To understand this story, you need to understand that grandchildren are like crack cocaine to grandparents. I'm convinced that if our parents could somehow snort our children up their noses to get a bigger fix, they would. And when your parents live out of state, like ours do, access to the Internet isn't just important. No. It is life threatening.
Like Gator in Jungle Fever, grandparents just gotta get their fix of the grandkids every month. And if they don't, if their Internet is broken for any reason, you're going to get an earful via telegraph and facsimile and registered letter until you fix it.
Either way, they're gonna get high. On your kids.
My mom is no exception. So when her computer suddenly stopped working, and she couldn't get updates on her three grandkids, I got frantic calls. Which is odd, because everything had been working fine for a few years now. Once Henry was born in 2009, I set her up with a netbook that had Skype and Firefox set to auto update and she'd been able to video chat with us regularly, no problem at all, since then. So what happened?
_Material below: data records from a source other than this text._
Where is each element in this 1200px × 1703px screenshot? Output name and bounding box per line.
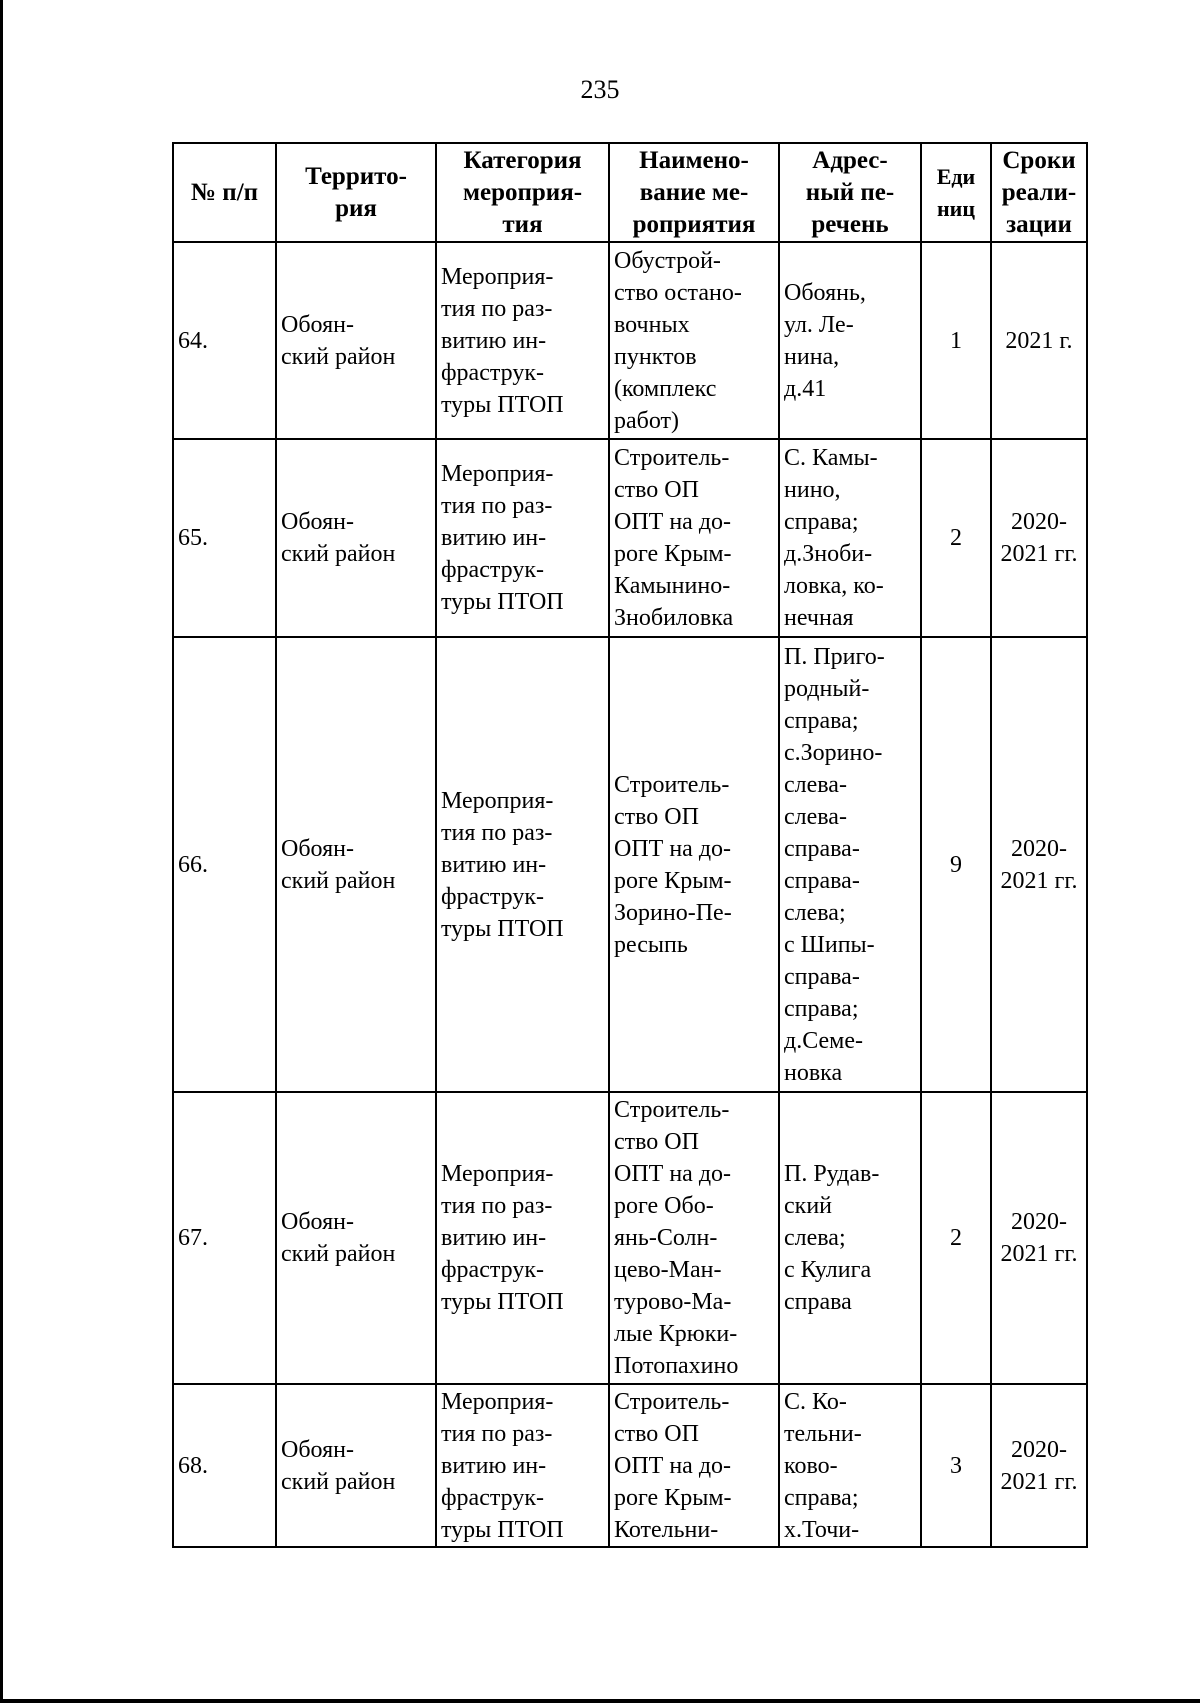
cell-territory: Обоян- ский район xyxy=(276,242,436,439)
scan-left-edge xyxy=(0,0,3,1703)
cell-category: Мероприя- тия по раз- витию ин- фраструк- туры ПТОП xyxy=(436,1384,609,1547)
cell-term: 2020- 2021 гг. xyxy=(991,1384,1087,1547)
cell-address: С. Ко- тельни- ково- справа; х.Точи- xyxy=(779,1384,921,1547)
header-units: Еди ниц xyxy=(921,143,991,242)
cell-territory: Обоян- ский район xyxy=(276,439,436,637)
header-name: Наимено- вание ме- роприятия xyxy=(609,143,779,242)
cell-number: 65. xyxy=(173,439,276,637)
cell-units: 3 xyxy=(921,1384,991,1547)
table-header-row xyxy=(173,143,1087,242)
cell-units: 2 xyxy=(921,439,991,637)
cell-term: 2021 г. xyxy=(991,242,1087,439)
header-category: Категория мероприя- тия xyxy=(436,143,609,242)
table-row xyxy=(173,637,1087,1092)
table-row xyxy=(173,1092,1087,1384)
cell-address: С. Камы- нино, справа; д.Зноби- ловка, ко- нечная xyxy=(779,439,921,637)
cell-number: 64. xyxy=(173,242,276,439)
header-term: Сроки реали- зации xyxy=(991,143,1087,242)
cell-territory: Обоян- ский район xyxy=(276,1384,436,1547)
table-row xyxy=(173,242,1087,439)
cell-address: П. Рудав- ский слева; с Кулига справа xyxy=(779,1092,921,1384)
cell-units: 1 xyxy=(921,242,991,439)
header-address: Адрес- ный пе- речень xyxy=(779,143,921,242)
page-number: 235 xyxy=(580,75,620,104)
cell-units: 9 xyxy=(921,637,991,1092)
cell-name: Строитель- ство ОП ОПТ на до- роге Крым- Зорино-Пе- ресыпь xyxy=(609,637,779,1092)
table-row xyxy=(173,1384,1087,1547)
cell-name: Строитель- ство ОП ОПТ на до- роге Крым- Камынино- Знобиловка xyxy=(609,439,779,637)
cell-category: Мероприя- тия по раз- витию ин- фраструк- туры ПТОП xyxy=(436,1092,609,1384)
cell-category: Мероприя- тия по раз- витию ин- фраструк- туры ПТОП xyxy=(436,637,609,1092)
table-row xyxy=(173,439,1087,637)
activities-table xyxy=(172,142,1088,1548)
cell-category: Мероприя- тия по раз- витию ин- фраструк- туры ПТОП xyxy=(436,242,609,439)
cell-units: 2 xyxy=(921,1092,991,1384)
cell-name: Строитель- ство ОП ОПТ на до- роге Обо- янь-Солн- цево-Ман- турово-Ма- лые Крюки- Потопахино xyxy=(609,1092,779,1384)
cell-term: 2020- 2021 гг. xyxy=(991,1092,1087,1384)
cell-number: 66. xyxy=(173,637,276,1092)
cell-number: 68. xyxy=(173,1384,276,1547)
cell-territory: Обоян- ский район xyxy=(276,637,436,1092)
header-territory: Террито- рия xyxy=(276,143,436,242)
cell-term: 2020- 2021 гг. xyxy=(991,439,1087,637)
cell-number: 67. xyxy=(173,1092,276,1384)
cell-address: П. Приго- родный- справа; с.Зорино- слева- слева- справа- справа- слева; с Шипы- справа- справа; д.Семе- новка xyxy=(779,637,921,1092)
header-number: № п/п xyxy=(173,143,276,242)
cell-address: Обоянь, ул. Ле- нина, д.41 xyxy=(779,242,921,439)
cell-category: Мероприя- тия по раз- витию ин- фраструк- туры ПТОП xyxy=(436,439,609,637)
cell-term: 2020- 2021 гг. xyxy=(991,637,1087,1092)
scan-bottom-edge xyxy=(0,1699,1200,1703)
cell-territory: Обоян- ский район xyxy=(276,1092,436,1384)
cell-name: Обустрой- ство остано- вочных пунктов (комплекс работ) xyxy=(609,242,779,439)
cell-name: Строитель- ство ОП ОПТ на до- роге Крым- Котельни- xyxy=(609,1384,779,1547)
My first thought was to hell with it, I'll just buy her a new iPad online via the Apple Store. I'm a big fan of the retina display, and surely the touchy-feely iPad would be more resistant to whatever problem she was having than a netbook, what with its archaic "operating system" and "updates" and "keyboard" and "mouse".
With some urging from my wife (I married well), cooler heads prevailed. What if her problem had nothing to do with the computer, but her Internet connection in some way? Then I'd just be trading one set of problems for another with the iPad. I have no idea how things are set up over there, thousands of miles away. I needed help. Help from a fellow geek who lives nearby and is willing to drive out and assist my poor mom.
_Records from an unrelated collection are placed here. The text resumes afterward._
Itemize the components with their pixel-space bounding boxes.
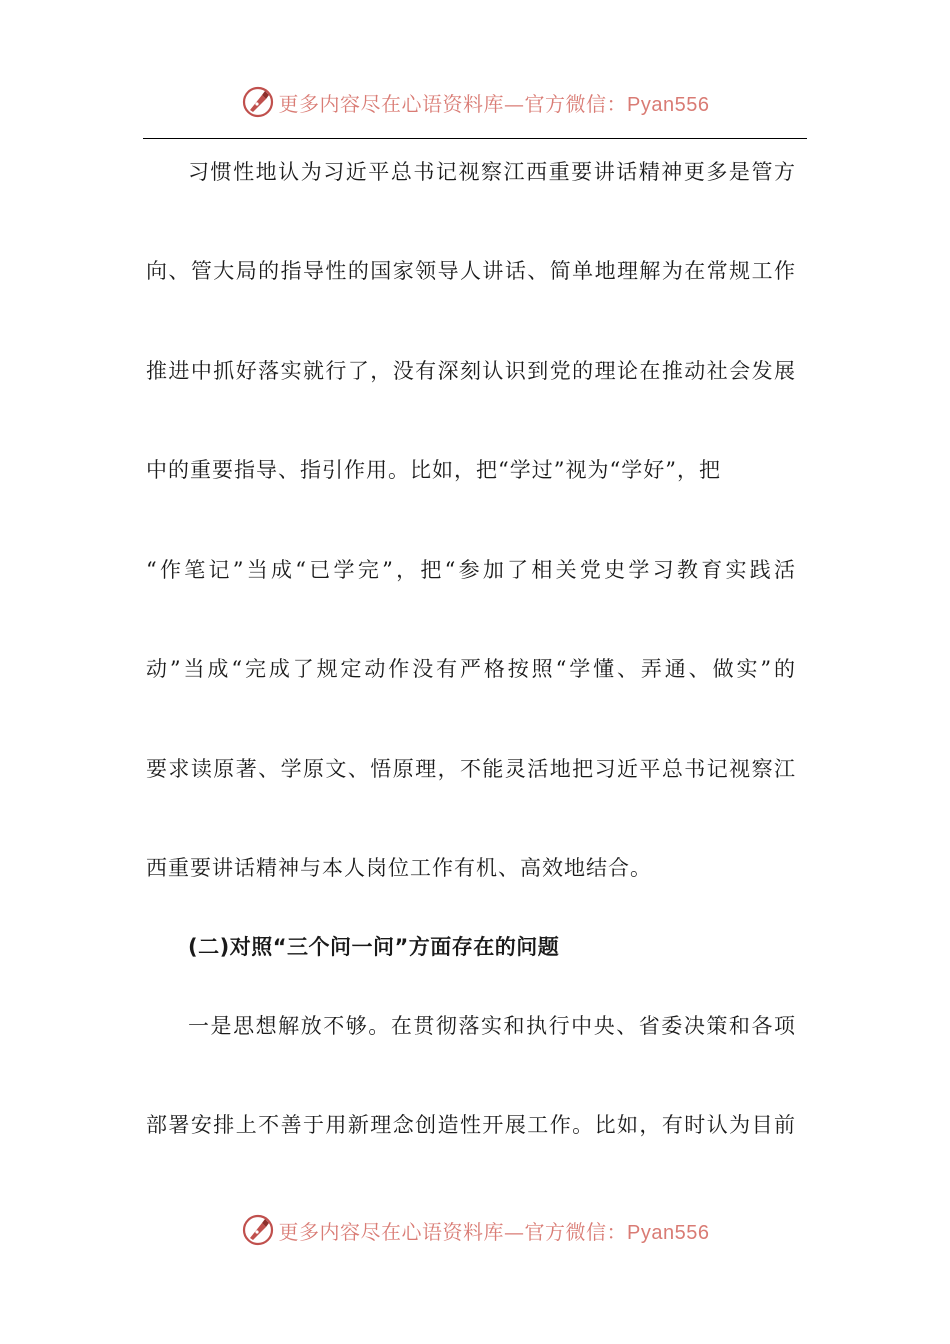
header-divider bbox=[143, 138, 807, 139]
body-line-1: 习惯性地认为习近平总书记视察江西重要讲话精神更多是管方 bbox=[188, 160, 796, 184]
section-heading: (二)对照“三个问一问”方面存在的问题 bbox=[188, 935, 560, 959]
pen-nib-logo-icon bbox=[241, 1213, 275, 1247]
body-line-8: 西重要讲话精神与本人岗位工作有机、高效地结合。 bbox=[146, 856, 652, 880]
body-line-5: “作笔记”当成“已学完”，把“参加了相关党史学习教育实践活 bbox=[146, 558, 796, 582]
header-banner bbox=[0, 80, 950, 124]
body-line-7: 要求读原著、学原文、悟原理，不能灵活地把习近平总书记视察江 bbox=[146, 757, 796, 781]
footer-banner-text bbox=[279, 1216, 710, 1245]
body-line-9: 一是思想解放不够。在贯彻落实和执行中央、省委决策和各项 bbox=[188, 1014, 796, 1038]
header-banner-text bbox=[279, 88, 710, 117]
footer-banner-wechat-id: Pyan556 bbox=[627, 1221, 710, 1244]
header-banner-wechat-id: Pyan556 bbox=[627, 93, 710, 116]
body-line-6: 动”当成“完成了规定动作没有严格按照“学懂、弄通、做实”的 bbox=[146, 657, 796, 681]
footer-banner-cn: 更多内容尽在心语资料库—官方微信： bbox=[278, 1219, 628, 1244]
pen-nib-logo-icon bbox=[241, 85, 275, 119]
body-line-4: 中的重要指导、指引作用。比如，把“学过”视为“学好”，把 bbox=[146, 458, 721, 482]
body-line-3: 推进中抓好落实就行了，没有深刻认识到党的理论在推动社会发展 bbox=[146, 359, 796, 383]
header-banner-cn: 更多内容尽在心语资料库—官方微信： bbox=[278, 91, 628, 116]
body-line-2: 向、管大局的指导性的国家领导人讲话、简单地理解为在常规工作 bbox=[146, 259, 796, 283]
footer-banner bbox=[0, 1208, 950, 1252]
body-line-10: 部署安排上不善于用新理念创造性开展工作。比如，有时认为目前 bbox=[146, 1113, 796, 1137]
My mom doesn't live near where I grew up any more, so I have no friend network there. All I could think of was Geek Squad. I've seen the trucks in our neighborhood, and they've been around a while, so I checked out their website. Maybe they'd work?
When I can buy my mom a new iPad for $399, the idea of paying $299 just to have someone come out and fix her old stuff starts to feel like a really bad idea. But I suppose it's a preview of our disposable computer future, because it's increasingly cheaper to buy a new one than it is to bother fixing the old one. This is the stuff that my friend and iFixit founder Kyle Wiens' nightmares are made of. I'm sorry, Kyle. But it's coming.
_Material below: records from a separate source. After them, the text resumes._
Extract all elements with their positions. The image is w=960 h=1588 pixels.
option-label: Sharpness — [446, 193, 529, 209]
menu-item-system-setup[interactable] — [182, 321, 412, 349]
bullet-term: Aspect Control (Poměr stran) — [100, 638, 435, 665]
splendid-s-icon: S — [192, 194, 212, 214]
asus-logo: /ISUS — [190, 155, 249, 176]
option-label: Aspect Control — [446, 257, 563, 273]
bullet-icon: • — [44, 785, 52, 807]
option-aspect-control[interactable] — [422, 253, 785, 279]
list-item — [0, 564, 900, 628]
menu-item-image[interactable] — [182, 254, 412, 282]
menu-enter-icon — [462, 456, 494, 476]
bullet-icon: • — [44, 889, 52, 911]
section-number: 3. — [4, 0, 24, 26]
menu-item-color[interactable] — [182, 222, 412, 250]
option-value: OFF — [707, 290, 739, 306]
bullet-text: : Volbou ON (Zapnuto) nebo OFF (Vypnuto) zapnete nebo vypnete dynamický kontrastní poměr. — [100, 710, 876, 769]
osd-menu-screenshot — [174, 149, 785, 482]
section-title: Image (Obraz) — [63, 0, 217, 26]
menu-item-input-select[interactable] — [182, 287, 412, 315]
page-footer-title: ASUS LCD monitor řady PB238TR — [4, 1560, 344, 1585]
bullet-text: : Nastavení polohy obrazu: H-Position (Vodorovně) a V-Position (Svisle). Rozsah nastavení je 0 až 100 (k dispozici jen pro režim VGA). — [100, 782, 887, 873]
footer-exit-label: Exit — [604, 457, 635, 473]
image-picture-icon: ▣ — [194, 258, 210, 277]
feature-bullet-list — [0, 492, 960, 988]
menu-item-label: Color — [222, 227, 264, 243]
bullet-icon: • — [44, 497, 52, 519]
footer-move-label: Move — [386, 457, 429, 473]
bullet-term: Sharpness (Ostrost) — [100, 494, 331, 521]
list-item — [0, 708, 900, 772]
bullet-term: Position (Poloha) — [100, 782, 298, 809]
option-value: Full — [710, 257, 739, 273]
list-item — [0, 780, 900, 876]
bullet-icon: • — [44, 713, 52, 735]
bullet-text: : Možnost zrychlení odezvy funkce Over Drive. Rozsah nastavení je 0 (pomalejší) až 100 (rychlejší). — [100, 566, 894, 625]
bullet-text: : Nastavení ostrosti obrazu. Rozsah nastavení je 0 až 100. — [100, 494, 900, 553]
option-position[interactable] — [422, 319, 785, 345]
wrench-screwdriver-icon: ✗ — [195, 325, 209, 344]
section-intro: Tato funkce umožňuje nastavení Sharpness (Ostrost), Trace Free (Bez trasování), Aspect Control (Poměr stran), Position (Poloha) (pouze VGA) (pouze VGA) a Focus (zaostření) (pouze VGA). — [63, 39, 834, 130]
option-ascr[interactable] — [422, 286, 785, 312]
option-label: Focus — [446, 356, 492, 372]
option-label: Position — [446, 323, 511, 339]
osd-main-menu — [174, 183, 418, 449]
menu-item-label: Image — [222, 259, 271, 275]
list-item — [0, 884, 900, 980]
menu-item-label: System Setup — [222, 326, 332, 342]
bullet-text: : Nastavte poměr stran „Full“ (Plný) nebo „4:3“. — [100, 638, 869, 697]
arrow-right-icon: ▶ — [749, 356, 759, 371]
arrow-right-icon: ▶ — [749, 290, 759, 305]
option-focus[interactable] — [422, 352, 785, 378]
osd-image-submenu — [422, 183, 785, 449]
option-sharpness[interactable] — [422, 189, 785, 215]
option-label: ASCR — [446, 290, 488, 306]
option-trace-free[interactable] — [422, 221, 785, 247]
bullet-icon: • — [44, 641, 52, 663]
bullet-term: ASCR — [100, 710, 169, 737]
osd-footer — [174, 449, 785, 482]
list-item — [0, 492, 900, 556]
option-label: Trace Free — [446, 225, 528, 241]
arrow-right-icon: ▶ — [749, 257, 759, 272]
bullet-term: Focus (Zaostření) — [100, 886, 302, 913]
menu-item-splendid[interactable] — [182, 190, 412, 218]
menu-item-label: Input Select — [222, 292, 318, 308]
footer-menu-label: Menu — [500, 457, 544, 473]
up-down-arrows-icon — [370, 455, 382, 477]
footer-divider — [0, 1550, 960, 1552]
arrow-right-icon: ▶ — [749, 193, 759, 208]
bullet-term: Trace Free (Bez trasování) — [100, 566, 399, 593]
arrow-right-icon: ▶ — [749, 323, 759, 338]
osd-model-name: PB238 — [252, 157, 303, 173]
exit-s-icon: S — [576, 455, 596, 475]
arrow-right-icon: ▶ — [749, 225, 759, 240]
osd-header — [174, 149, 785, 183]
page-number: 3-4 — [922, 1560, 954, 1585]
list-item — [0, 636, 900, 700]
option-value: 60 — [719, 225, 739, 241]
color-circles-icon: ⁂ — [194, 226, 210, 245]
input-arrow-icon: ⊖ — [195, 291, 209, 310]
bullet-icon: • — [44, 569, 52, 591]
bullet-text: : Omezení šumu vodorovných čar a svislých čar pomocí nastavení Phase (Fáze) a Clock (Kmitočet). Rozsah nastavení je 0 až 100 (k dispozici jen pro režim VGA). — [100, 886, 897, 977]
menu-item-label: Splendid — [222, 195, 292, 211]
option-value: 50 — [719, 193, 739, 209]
I posted my discontent on Twitter, as I am wont to do, and received an interesting recommendation for a site I'd never heard of – Geekatoo.
I was intrigued, first because the site didn't appear to suck which is more than I can say for about half the links I click on, and second because it appealed to my geek instincts. I could post a plea for help for my mom, and a fellow geek, one of my kind who happened to be local, would be willing to head out and assist. I could send out the geek bat-signal! But I was still skeptical. My mom lives in Charlotte, North Carolina which, while not exactly the sticks, isn't necessarily a big tech hub city, either. I figured I had nothing to lose at this point, so I posted the request titled "Mom Needs Tech Support" with the info I had.
Much to my surprise, I got two great bids within 24 hours, geeks with good credentials, and I picked the first one. The estimate was two hours for $45, and he was on-site helping my mom within 2 days from the time I posted.
It turns out that my wife's intuition was correct: the cable internet installer had inexplicably decided to connect my mother's computer to a neighbor's wireless, instead of setting up a WiFi access point for her. So when that neighbor moved away, calamity ensued.
And the results? Well, I think they speak for themselves.
My mom, as usual, exaggerates about her only son. I am far, far from the best son ever. But any website that can make me look like a hero to my mom, and keep my fellow Super User geeks gainfully employed doing superhero work on my behalf gets a huge thumbs up from me.
Needless to say, strongly recommended. If you need reliable local tech support that won't break the bank, and you want to support both your family and your local geek community at the same time, check out Geekatoo.